I often think about puzzles when I look at my schedule. I have work at two different ER's, four children still at home at very different places in their lives.  The college kid learning to fly, the junior high boy fighting through those years, the little guys learning to read in a language that is not their first.  My schedule is like a jigsaw puzzle. Fitting the pieces together sometimes minute by minute. Coordinating activities, work, rides.... every week is an endless 1000 piece puzzle it is my job to put together.

That brings me to last week. I had picked up two days at my moonlighting gig. That brought my hours to 72 in 8 days. Six on, one off, one on. It just so happened that Hell Week was the same 8 days. Plus the kids' Halloween, half days due to parent teacher conferences and all other kinds of crazy. Yet. It was Hell Week at OTF.  There is this thing that happens when you make your journey public. You have very little room to give up. How to uphold that image of motivation and clean living when I really want my favorite sweats and a glass of wine and to sleep for about a week.

So, I sat at my table, following my dad's lead. I had the calendar in front of me trying to make all the pieces fit. I put my workouts behind kids and work but ahead of sleep and TV. I fit it all in even if it meant one 5:00 am workout where my 20 year old had come home to sleep and watch his siblings so I could go. Wow. That was a rough morning as I had gotten home from work at 11:30. I got it done though.  In the end I earned a spooky looking black tshirt with a cool looking skull on it for my efforts. There was something particularly ironic about that shirt and the challenges I beat to earn it. There were the obligatory pictures and high fives at the gym.
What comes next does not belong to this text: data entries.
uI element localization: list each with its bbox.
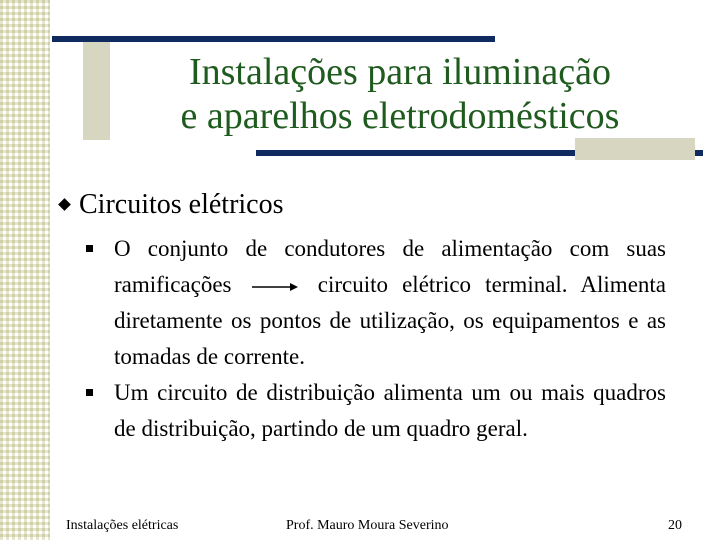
- sub-bullet-1: [86, 231, 666, 375]
- main-bullet: [56, 186, 284, 224]
- slide-title: [120, 50, 680, 138]
- diamond-bullet-icon: [58, 198, 71, 211]
- title-accent-box: [83, 40, 110, 140]
- page-number: 20: [668, 518, 682, 533]
- square-bullet-icon: [86, 245, 93, 252]
- top-rule: [52, 36, 495, 42]
- sub-bullet-1-text-b: circuito elétrico terminal. Alimenta diretamente os pontos de utilização, os equipamentos e as tomadas de corrente.: [114, 272, 666, 369]
- main-bullet-text: Circuitos elétricos: [79, 189, 284, 220]
- right-arrow-icon: [252, 280, 298, 294]
- sub-bullets: [86, 231, 666, 447]
- sub-bullet-2-text: Um circuito de distribuição alimenta um ou mais quadros de distribuição, partindo de um quadro geral.: [114, 380, 666, 441]
- footer-center: Prof. Mauro Moura Severino: [286, 518, 449, 533]
- decorative-stripes: [0, 0, 50, 540]
- footer-left: Instalações elétricas: [66, 518, 179, 533]
- square-bullet-icon: [86, 389, 93, 396]
- sub-bullet-2: [86, 375, 666, 447]
- bottom-accent-box: [575, 138, 695, 160]
- sub-bullet-1-text-a: O conjunto de condutores de alimentação com suas ramificações: [114, 236, 666, 297]
- title-line-1: Instalações para iluminação: [188, 51, 612, 93]
- title-line-2: e aparelhos eletrodomésticos: [180, 95, 620, 137]
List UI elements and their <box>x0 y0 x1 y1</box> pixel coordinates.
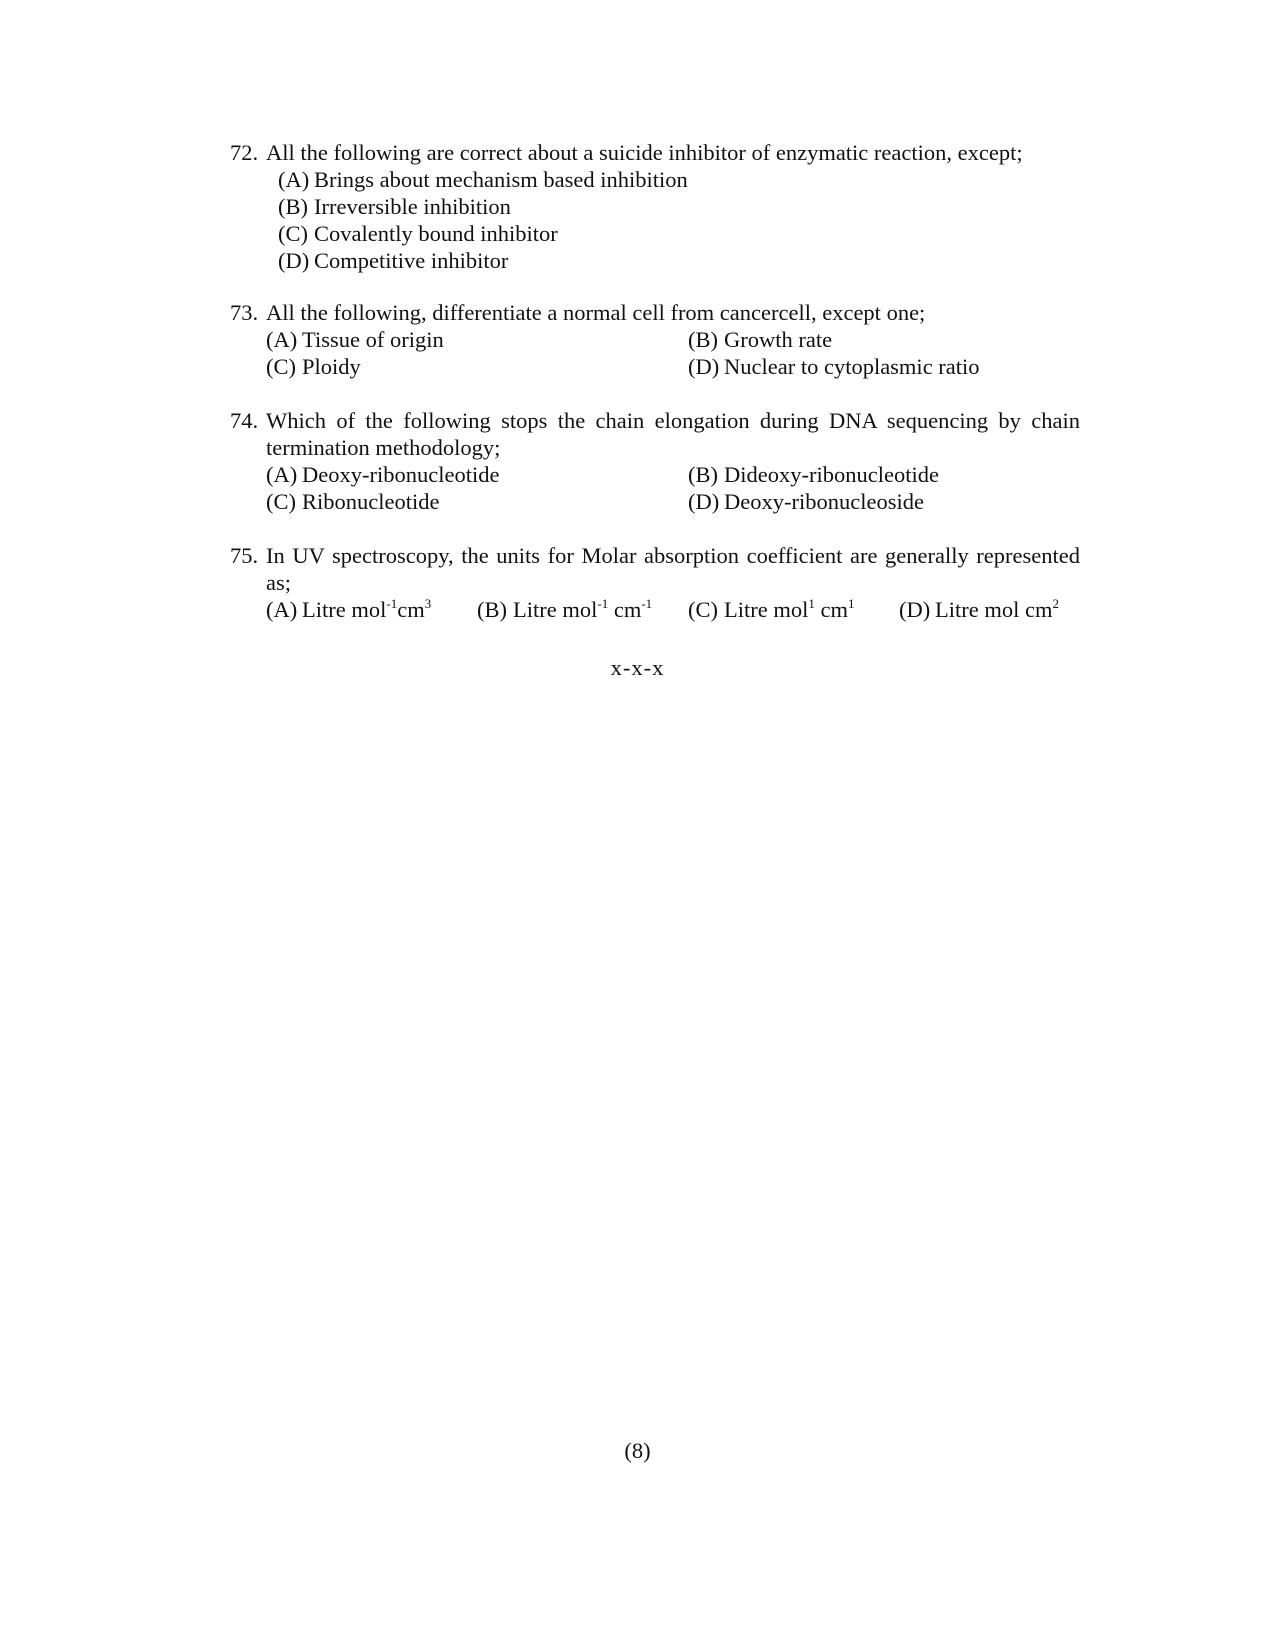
superscript: 2 <box>1052 596 1059 611</box>
option-text: Litre mol cm <box>935 597 1053 622</box>
option-label: (D) <box>688 354 720 379</box>
superscript: 3 <box>424 596 432 611</box>
question-72 <box>230 139 1080 274</box>
option-row <box>266 596 1080 623</box>
superscript: -1 <box>597 596 609 611</box>
option-label: (D) <box>899 597 931 622</box>
question-73 <box>230 299 1080 380</box>
option-c <box>688 596 899 623</box>
option-d <box>278 247 1080 274</box>
option-b <box>278 193 1080 220</box>
option-c <box>278 220 1080 247</box>
option-text: Litre mol <box>302 597 387 622</box>
option-label: (C) <box>266 354 296 379</box>
option-a <box>278 166 1080 193</box>
option-label: (B) <box>278 194 308 219</box>
option-grid <box>266 461 1080 515</box>
page-number: (8) <box>624 1438 651 1463</box>
option-b <box>688 461 1080 488</box>
option-text: Ploidy <box>302 354 361 379</box>
option-text-unit: cm <box>608 597 642 622</box>
question-number: 75. <box>230 543 259 568</box>
option-text: Tissue of origin <box>302 327 444 352</box>
option-text-unit: cm <box>814 597 848 622</box>
option-b <box>688 326 1080 353</box>
option-label: (A) <box>266 597 298 622</box>
option-text: Nuclear to cytoplasmic ratio <box>724 354 980 379</box>
option-b <box>477 596 688 623</box>
question-74 <box>230 407 1080 515</box>
question-75 <box>230 542 1080 623</box>
option-grid <box>266 326 1080 380</box>
option-d <box>899 596 1080 623</box>
option-c <box>266 353 688 380</box>
option-label: (D) <box>688 489 720 514</box>
question-number: 72. <box>230 140 259 165</box>
option-text: Deoxy-ribonucleotide <box>302 462 500 487</box>
option-d <box>688 353 1080 380</box>
question-text: All the following, differentiate a normal cell from cancercell, except one; <box>266 300 926 325</box>
question-number: 74. <box>230 408 259 433</box>
option-text: Competitive inhibitor <box>314 248 509 273</box>
option-label: (B) <box>477 597 507 622</box>
option-label: (A) <box>266 327 298 352</box>
option-a <box>266 461 688 488</box>
superscript: -1 <box>641 596 653 611</box>
option-d <box>688 488 1080 515</box>
option-a <box>266 326 688 353</box>
option-text-unit: cm <box>397 597 425 622</box>
option-text: Ribonucleotide <box>302 489 440 514</box>
option-label: (C) <box>688 597 718 622</box>
option-text: Irreversible inhibition <box>314 194 511 219</box>
superscript: -1 <box>386 596 398 611</box>
question-text: In UV spectroscopy, the units for Molar absorption coefficient are generally represented as; <box>266 543 1080 595</box>
end-marker: x-x-x <box>610 655 665 680</box>
option-label: (B) <box>688 327 718 352</box>
option-label: (D) <box>278 248 310 273</box>
option-list <box>278 166 1080 274</box>
question-text: All the following are correct about a suicide inhibitor of enzymatic reaction, except; <box>266 140 1023 165</box>
option-label: (B) <box>688 462 718 487</box>
option-label: (A) <box>278 167 310 192</box>
option-text: Growth rate <box>724 327 833 352</box>
option-text: Covalently bound inhibitor <box>314 221 558 246</box>
option-text: Brings about mechanism based inhibition <box>314 167 688 192</box>
option-a <box>266 596 477 623</box>
option-label: (A) <box>266 462 298 487</box>
option-label: (C) <box>266 489 296 514</box>
option-text: Litre mol <box>513 597 598 622</box>
question-number: 73. <box>230 300 259 325</box>
question-text: Which of the following stops the chain elongation during DNA sequencing by chain termination methodology; <box>266 408 1080 460</box>
option-text: Deoxy-ribonucleoside <box>724 489 924 514</box>
option-text: Dideoxy-ribonucleotide <box>724 462 939 487</box>
superscript: 1 <box>808 596 815 611</box>
superscript: 1 <box>847 596 855 611</box>
option-c <box>266 488 688 515</box>
option-label: (C) <box>278 221 308 246</box>
option-text: Litre mol <box>724 597 809 622</box>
I had done it.

In that moment I wondered if this is how my dad felt looking at the completed puzzle. That moment of satisfaction in a hard fought success. Then it happened. The realization that I had to turn the page on the calendar. A new week. A new puzzle. The completed puzzle would be dismantled and put back in the box and I would have to start again figuring it all out. This puzzle was different though. This one held a race looming ever closer and the notion that if I can work 72 hours in 8 days and still not miss a workout I certainly had no excuse this week, where I only work 28 hours in 6 days. I would try to hang my hat on taking a break for my two overnight shifts later this week but even that seems a bit flimsy after what I just did. So here I am. Workouts scheduled. Kids' schedule complete and race looming. That being said I think I finally understand the value of dismantling that puzzle and putting it back in the box like my dad used to. It is not about destroying what you worked hard to achieve, it is about reevaluating and working it out  again.... only better. I guess maybe my dad had it right all along. So this week I will keep the puzzle glue on the shelf and keep working as there are only 11 days 'till race day.